Having had demos and trials on both the Xerox700 and C6501 machines any colour issues are certainly down to the rips and in the case of Xerox the operators/demonstrators not being "printing" people, openly admitting they know nothing about screens or colour.
The Creo rip shone on both machines when it came to colour with a much wider colour gamut than is ever achievable with traditional CMYK inks without the mixing of a special colour such as a Rhodamine+Magenta or running a 5th colour. The screen angles of the Xerox were a bit weird and the 200 screen made the images look flat, moving to a 150 as one would expect increased the contrast and produced a much sharper image. For those unfamiliar with screening this sounds completely counter intuitive! The Creo rip on the Xerox produced solid fine lines in a simple 50Y to 100Y 100M graduation and try as they it wouldn't go away. The same image on the KM was perfect and totally indistinguishable from the litho version. The Fiery rip was flat and lost detail despite being callibrated to my stock, light grads and pastels burnt out completely, maybe if you are printing strong colours thats not an issue.

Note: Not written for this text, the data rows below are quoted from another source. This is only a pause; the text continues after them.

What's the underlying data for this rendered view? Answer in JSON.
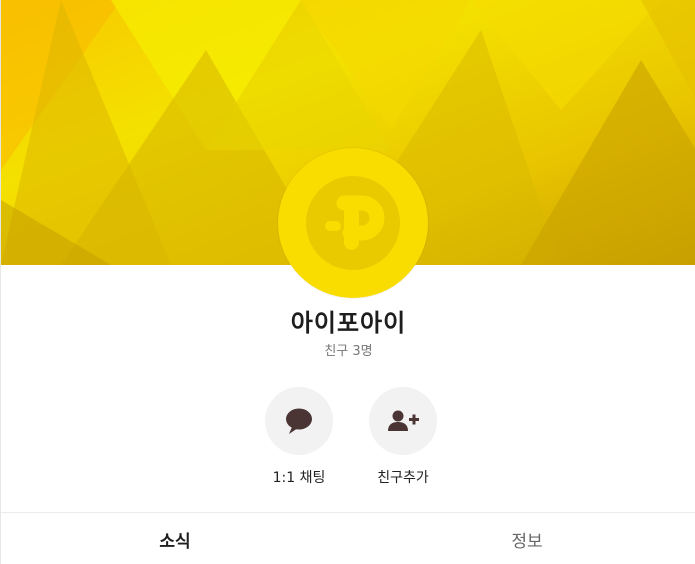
{
  "profile": {
    "name": "아이포아이",
    "friends_count": "친구 3명",
    "cover_colors": [
      "#f7c400",
      "#f3e500",
      "#c9a800"
    ],
    "avatar_color": "#f9dc00",
    "avatar_icon": "p-logo-icon"
  },
  "actions": [
    {
      "label": "1:1 채팅",
      "icon": "chat-bubble-icon"
    },
    {
      "label": "친구추가",
      "icon": "add-friend-icon"
    }
  ],
  "tabs": [
    {
      "label": "소식",
      "active": true
    },
    {
      "label": "정보",
      "active": false
    }
  ]
}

The registration of the KM was line perfect with the 0.25pt crop marks being crisp and despite me being mean and laying them down in all CMYK plates they were in perfect register. The Xerox increased the line weight to double and there was irregular fit problems on all 8 crop marks over the SRA3 page. Fit problems manifested themselves on the Xerox with the Magenta and Cyan being a full dot out on a 100C100M solid. The build quality may have a huge amount to do with this register issue, as the KM C6501 has a steel carcass and the units are really held together solidly.
The Xerox had stray toner toner around the cartridge loading bay this is accentuated by the machine being light coloured and 'plasticy'. The C6501 was able to handle the board easily... both machines handled 300gsm coated and uncoated without a blink! The C6501 also handled 330gsm/450mµ without any problem... sorry if any of the Konica Minolta guys read this... I was lying! The C6501 had almost twice the 40,000 clicks the Xerox had so their excuses about requiring servicing were falling on deaf ears ...and when I take time to go to a Xerox showroom I don't expect a machine to need a service!

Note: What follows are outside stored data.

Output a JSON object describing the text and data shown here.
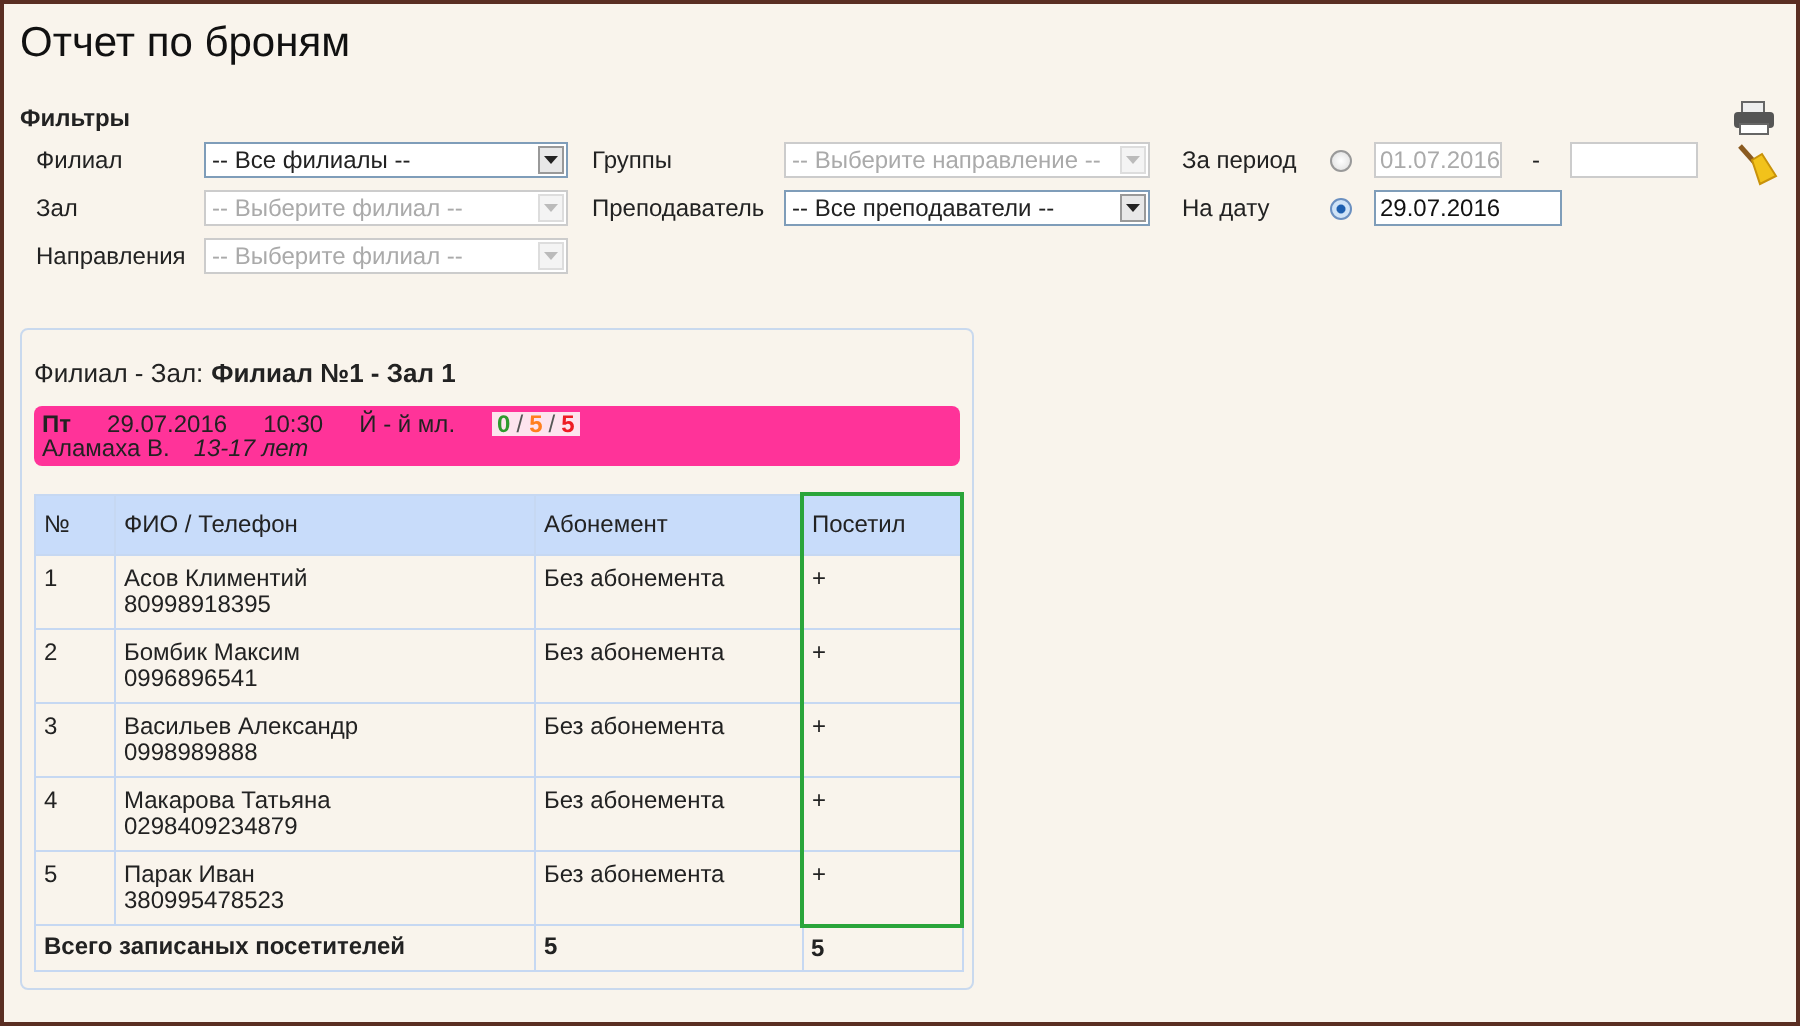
{
  "title": "Отчет по броням",
  "filters": {
    "heading": "Фильтры",
    "fields": [
      {
        "label": "Филиал",
        "value": "-- Все филиалы --",
        "disabled": false
      },
      {
        "label": "Группы",
        "value": "-- Выберите направление --",
        "disabled": true
      },
      {
        "label": "Зал",
        "value": "-- Выберите филиал --",
        "disabled": true
      },
      {
        "label": "Преподаватель",
        "value": "-- Все преподаватели --",
        "disabled": false
      },
      {
        "label": "Направления",
        "value": "-- Выберите филиал --",
        "disabled": true
      }
    ],
    "period": {
      "label": "За период",
      "selected": false,
      "from": "01.07.2016",
      "separator": "-"
    },
    "on_date": {
      "label": "На дату",
      "selected": true,
      "value": "29.07.2016"
    }
  },
  "report": {
    "location_label": "Филиал - Зал:",
    "location": "Филиал №1 - Зал 1",
    "session": {
      "day": "Пт",
      "date": "29.07.2016",
      "time": "10:30",
      "group": "Й - й мл.",
      "count_separator": "/",
      "counts": [
        {
          "value": "0",
          "color": "#2e9a2e"
        },
        {
          "value": "5",
          "color": "#ff7f1e"
        },
        {
          "value": "5",
          "color": "#ee1c24"
        }
      ],
      "teacher": "Аламаха В.",
      "age": "13-17 лет"
    },
    "columns": [
      {
        "label": "№",
        "highlighted": false
      },
      {
        "label": "ФИО / Телефон",
        "highlighted": false
      },
      {
        "label": "Абонемент",
        "highlighted": false
      },
      {
        "label": "Посетил",
        "highlighted": true
      }
    ],
    "rows": [
      {
        "no": "1",
        "name": "Асов Климентий",
        "phone": "80998918395",
        "subscription": "Без абонемента",
        "visited": "+"
      },
      {
        "no": "2",
        "name": "Бомбик Максим",
        "phone": "0996896541",
        "subscription": "Без абонемента",
        "visited": "+"
      },
      {
        "no": "3",
        "name": "Васильев Александр",
        "phone": "0998989888",
        "subscription": "Без абонемента",
        "visited": "+"
      },
      {
        "no": "4",
        "name": "Макарова Татьяна",
        "phone": "0298409234879",
        "subscription": "Без абонемента",
        "visited": "+"
      },
      {
        "no": "5",
        "name": "Парак Иван",
        "phone": "380995478523",
        "subscription": "Без абонемента",
        "visited": "+"
      }
    ],
    "total": {
      "label": "Всего записаных посетителей",
      "subscription": "5",
      "visited": "5"
    }
  }
}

Also Xerox, after my 2 hour drive and 3 hour demo with a cheque book in my pocket demo a coffee would have been nice!! <<< listen and learn! Haha! The Xerox dealer kept calling the machines 'copiers' which was really aggravating everyone else as they were calling them 'digital presses', this may be the problem... Xerox are copier people through and through. Although with the iGen in their stable I find this sad.
The toner of the KM6501 is less shiney and more like lithos inks whilst the Xerox 700 is shiny. Maybe some people like this gloss, but I want to make the product as indistinguishable as possible from my litho produced goods.

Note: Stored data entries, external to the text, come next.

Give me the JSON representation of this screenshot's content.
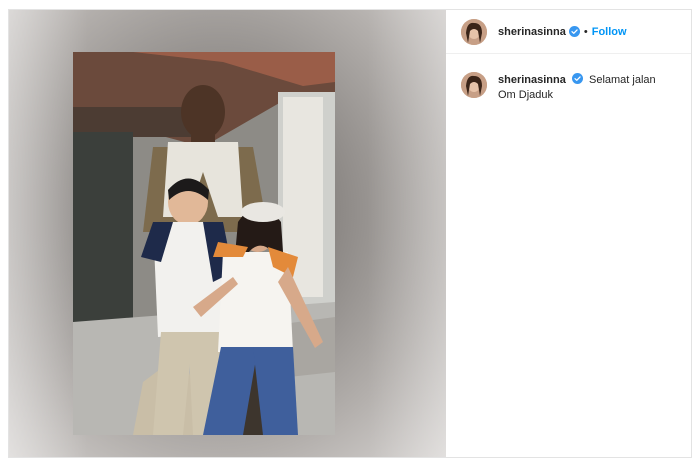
{
  "post": {
    "username": "sherinasinna",
    "separator": "•",
    "follow_label": "Follow",
    "caption": {
      "username": "sherinasinna",
      "text": "Selamat jalan Om Djaduk"
    }
  },
  "colors": {
    "follow": "#0095f6",
    "verified": "#3897f0",
    "text": "#262626"
  },
  "icons": {
    "verified": "verified-badge-icon"
  }
}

A demo of the highly acclaimed Xerox 5000 curled my board like a Smarty tube by applying unacceptably high temperatures to the fuser. Worse still the toner is ridiculously shiny with the black almost looking like a virko coating, this of course would disappear under a varnish or laminate. The worse thing about the 5000 is the colour gamut is not as wide as other machines of it's type and the yellow/scarlet grad came out dull and lifeless. This was not down to any rip issues or stray cyan dots but the raw colours of the toner. The magenta toner is more 'bluish' than the bright 'rhodaminish' tones of it's competitors, although you may get better browns!
All in all... I'm going to spend my money on the Konica Minolta C6501. It's marginally more expensive and the click charge is a tiny bit higher but I am focussed on quality and my customers deserve the best and I'll absorb the click charge.
Anyone know anything about UV varnishing and foiling with this kit?